Von 2014 bis 2020 wurden landesweit rund 19 Millionen Euro Fördermittel für Alphabetisierungskurse bereitgestellt. Von 2021 bis 2027 wird den Angaben des Ministeriums zufolge ein Gesamtbetrag von rund 29 Millionen Euro von EU und Freistaat der Alphabetisierung und Grundbildung zur Verfügung gestellt.

Probleme im Elternhaus, negative Schulerfahrungen, ein geringes Selbstbewusstsein oder schlicht Schwierigkeiten beim Schriftspracherwerb können Edler zufolge Ursachen sein. Für die meisten von ihnen sei Deutsch Erstsprache. Mehr als die Hälfte sei älter als 45 Jahre, rund 60 Prozent seien erwerbstätig.

Solange die Menschen privat und im Beruf halbwegs klarkämen, werde das Problem häufig tabuisiert - sowohl von den Betroffenen als auch deren Umfeld, sagte Edler. «Manche haben Arbeitsabläufe auswendig gelernt, um nicht aufzufallen.» Von den Alphabetisierungskursen wüssten die Betroffenen oft nicht.

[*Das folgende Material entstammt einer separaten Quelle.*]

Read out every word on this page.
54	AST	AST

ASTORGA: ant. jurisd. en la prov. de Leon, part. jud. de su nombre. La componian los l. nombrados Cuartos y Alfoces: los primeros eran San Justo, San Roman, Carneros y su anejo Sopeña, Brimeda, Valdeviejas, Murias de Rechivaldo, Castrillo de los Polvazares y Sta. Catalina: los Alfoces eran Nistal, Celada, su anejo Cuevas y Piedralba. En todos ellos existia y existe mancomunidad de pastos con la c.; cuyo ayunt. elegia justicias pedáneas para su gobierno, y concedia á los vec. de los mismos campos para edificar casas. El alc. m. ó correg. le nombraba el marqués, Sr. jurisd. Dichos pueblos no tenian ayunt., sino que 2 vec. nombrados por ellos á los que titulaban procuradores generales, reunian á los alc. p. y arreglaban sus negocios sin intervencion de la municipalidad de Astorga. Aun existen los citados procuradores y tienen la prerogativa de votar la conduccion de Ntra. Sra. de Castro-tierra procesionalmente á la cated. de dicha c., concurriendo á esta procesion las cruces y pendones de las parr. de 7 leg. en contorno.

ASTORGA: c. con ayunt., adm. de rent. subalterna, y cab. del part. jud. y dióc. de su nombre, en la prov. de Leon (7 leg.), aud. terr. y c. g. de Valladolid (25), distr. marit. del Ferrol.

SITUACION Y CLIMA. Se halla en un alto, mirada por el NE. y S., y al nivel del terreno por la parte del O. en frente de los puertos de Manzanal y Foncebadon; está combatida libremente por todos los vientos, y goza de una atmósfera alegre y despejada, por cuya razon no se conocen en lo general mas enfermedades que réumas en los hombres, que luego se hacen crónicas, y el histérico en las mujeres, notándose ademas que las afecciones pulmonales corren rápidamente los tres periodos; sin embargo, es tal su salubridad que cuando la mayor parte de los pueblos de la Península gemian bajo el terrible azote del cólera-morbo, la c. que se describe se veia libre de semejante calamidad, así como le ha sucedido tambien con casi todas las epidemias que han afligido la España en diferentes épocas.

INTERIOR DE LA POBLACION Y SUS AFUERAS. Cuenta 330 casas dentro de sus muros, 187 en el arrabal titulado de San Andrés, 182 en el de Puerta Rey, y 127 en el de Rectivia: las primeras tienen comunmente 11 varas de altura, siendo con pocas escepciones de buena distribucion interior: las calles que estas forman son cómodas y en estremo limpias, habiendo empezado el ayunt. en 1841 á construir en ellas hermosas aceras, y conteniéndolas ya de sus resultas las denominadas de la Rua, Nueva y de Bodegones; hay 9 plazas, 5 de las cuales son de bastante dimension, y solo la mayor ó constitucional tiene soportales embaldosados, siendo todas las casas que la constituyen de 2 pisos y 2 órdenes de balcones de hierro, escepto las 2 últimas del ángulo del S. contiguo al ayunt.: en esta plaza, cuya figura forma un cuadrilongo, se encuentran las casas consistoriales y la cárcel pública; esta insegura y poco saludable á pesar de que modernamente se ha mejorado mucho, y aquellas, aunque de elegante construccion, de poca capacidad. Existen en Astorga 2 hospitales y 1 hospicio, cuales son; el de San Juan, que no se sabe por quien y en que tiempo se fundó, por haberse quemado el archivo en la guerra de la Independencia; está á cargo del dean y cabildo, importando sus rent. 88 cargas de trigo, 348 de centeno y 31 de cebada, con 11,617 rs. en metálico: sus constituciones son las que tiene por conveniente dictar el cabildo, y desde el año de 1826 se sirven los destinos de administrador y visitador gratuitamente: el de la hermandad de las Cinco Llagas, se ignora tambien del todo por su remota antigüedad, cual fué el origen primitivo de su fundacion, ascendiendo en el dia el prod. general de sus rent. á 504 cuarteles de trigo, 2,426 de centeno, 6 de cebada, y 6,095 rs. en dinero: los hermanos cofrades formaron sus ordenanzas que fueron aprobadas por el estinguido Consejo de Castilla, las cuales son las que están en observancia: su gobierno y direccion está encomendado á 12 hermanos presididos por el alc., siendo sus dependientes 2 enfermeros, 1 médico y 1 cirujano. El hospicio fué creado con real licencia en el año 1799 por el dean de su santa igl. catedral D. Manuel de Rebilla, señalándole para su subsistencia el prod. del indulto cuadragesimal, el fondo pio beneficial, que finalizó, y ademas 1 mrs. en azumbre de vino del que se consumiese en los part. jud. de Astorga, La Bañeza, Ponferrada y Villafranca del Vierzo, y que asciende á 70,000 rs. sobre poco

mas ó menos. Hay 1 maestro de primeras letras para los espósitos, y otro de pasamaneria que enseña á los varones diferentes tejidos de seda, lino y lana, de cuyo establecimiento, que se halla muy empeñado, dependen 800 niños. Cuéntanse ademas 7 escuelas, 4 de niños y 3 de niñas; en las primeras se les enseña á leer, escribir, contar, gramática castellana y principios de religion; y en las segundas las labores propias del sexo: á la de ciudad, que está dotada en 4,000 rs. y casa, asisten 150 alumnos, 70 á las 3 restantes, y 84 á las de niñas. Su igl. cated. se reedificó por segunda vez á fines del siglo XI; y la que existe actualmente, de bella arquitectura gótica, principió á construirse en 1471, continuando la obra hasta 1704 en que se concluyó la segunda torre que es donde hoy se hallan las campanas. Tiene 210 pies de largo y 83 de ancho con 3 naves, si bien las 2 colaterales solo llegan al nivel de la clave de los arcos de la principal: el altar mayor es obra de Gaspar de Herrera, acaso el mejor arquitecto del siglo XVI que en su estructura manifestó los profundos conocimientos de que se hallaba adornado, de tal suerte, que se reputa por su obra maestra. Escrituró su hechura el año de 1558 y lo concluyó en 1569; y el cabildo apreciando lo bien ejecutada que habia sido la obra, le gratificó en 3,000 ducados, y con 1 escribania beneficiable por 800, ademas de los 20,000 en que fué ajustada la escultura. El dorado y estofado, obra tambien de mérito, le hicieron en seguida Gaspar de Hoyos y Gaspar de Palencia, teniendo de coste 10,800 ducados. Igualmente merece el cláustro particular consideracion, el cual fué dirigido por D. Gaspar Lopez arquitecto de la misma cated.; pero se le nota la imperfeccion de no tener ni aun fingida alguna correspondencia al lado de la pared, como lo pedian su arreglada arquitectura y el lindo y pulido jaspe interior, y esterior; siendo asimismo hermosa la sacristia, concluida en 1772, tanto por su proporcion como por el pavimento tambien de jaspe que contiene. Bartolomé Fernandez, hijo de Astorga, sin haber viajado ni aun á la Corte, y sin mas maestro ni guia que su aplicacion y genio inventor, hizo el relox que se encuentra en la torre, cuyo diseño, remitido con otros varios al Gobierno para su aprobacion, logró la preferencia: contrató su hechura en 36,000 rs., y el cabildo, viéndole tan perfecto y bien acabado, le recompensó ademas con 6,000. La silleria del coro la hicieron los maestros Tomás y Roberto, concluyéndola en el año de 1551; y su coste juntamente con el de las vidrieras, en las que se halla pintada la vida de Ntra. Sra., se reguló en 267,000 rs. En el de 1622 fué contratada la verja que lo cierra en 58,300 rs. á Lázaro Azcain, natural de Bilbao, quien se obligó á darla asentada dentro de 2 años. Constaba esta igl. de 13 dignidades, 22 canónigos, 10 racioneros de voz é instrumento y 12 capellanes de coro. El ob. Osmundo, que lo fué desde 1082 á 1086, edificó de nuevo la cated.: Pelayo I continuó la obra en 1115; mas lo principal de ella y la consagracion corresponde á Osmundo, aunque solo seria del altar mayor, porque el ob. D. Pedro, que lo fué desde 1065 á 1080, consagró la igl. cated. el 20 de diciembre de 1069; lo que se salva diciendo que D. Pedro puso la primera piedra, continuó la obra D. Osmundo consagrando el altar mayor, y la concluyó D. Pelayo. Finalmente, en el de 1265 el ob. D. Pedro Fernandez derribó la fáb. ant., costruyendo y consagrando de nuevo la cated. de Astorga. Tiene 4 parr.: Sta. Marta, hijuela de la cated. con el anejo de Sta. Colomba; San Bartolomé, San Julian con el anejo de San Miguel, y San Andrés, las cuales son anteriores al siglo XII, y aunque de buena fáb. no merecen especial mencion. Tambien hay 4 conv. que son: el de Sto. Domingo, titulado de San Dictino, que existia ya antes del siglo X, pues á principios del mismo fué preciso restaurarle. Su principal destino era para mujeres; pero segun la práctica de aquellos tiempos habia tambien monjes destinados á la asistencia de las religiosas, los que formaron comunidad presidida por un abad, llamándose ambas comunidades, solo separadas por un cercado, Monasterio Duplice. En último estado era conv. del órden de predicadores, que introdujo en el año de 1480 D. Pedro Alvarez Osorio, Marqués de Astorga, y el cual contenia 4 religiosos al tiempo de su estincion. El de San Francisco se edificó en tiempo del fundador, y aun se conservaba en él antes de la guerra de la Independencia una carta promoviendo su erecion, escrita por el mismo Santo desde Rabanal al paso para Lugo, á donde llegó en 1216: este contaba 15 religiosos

Menschen mit schlechten Lernerfahrungen fehle oft auch der Mut und die Motivation, sich als Erwachsener noch einmal auf die Schulbank zu setzen und neben Arbeit und Familienalltag noch regelmäßig einen Kurs zu besuchen.

Speziell für Migranten bietet die Bénédict School in Zwickau Integrationskurse mit Alphabetisierung an. Derzeit laufen fünf einjährige Kurse mit zusammen 69 Teilnehmenr. 41 Interessenten stehen auf der Warteliste. «Leider können wir nicht so viele neue Kurse beginnen, weil es immer weniger Dozenten gibt, die eine Zulassung für den Unterricht in Alphabetisierungskursen haben», sagte Daniela Bittermann von der Bénédict School. Wegen der begrenzten Kapazität von maximal 16 Teilnehmern pro Kurs sei die Wartezeit oft sehr lang.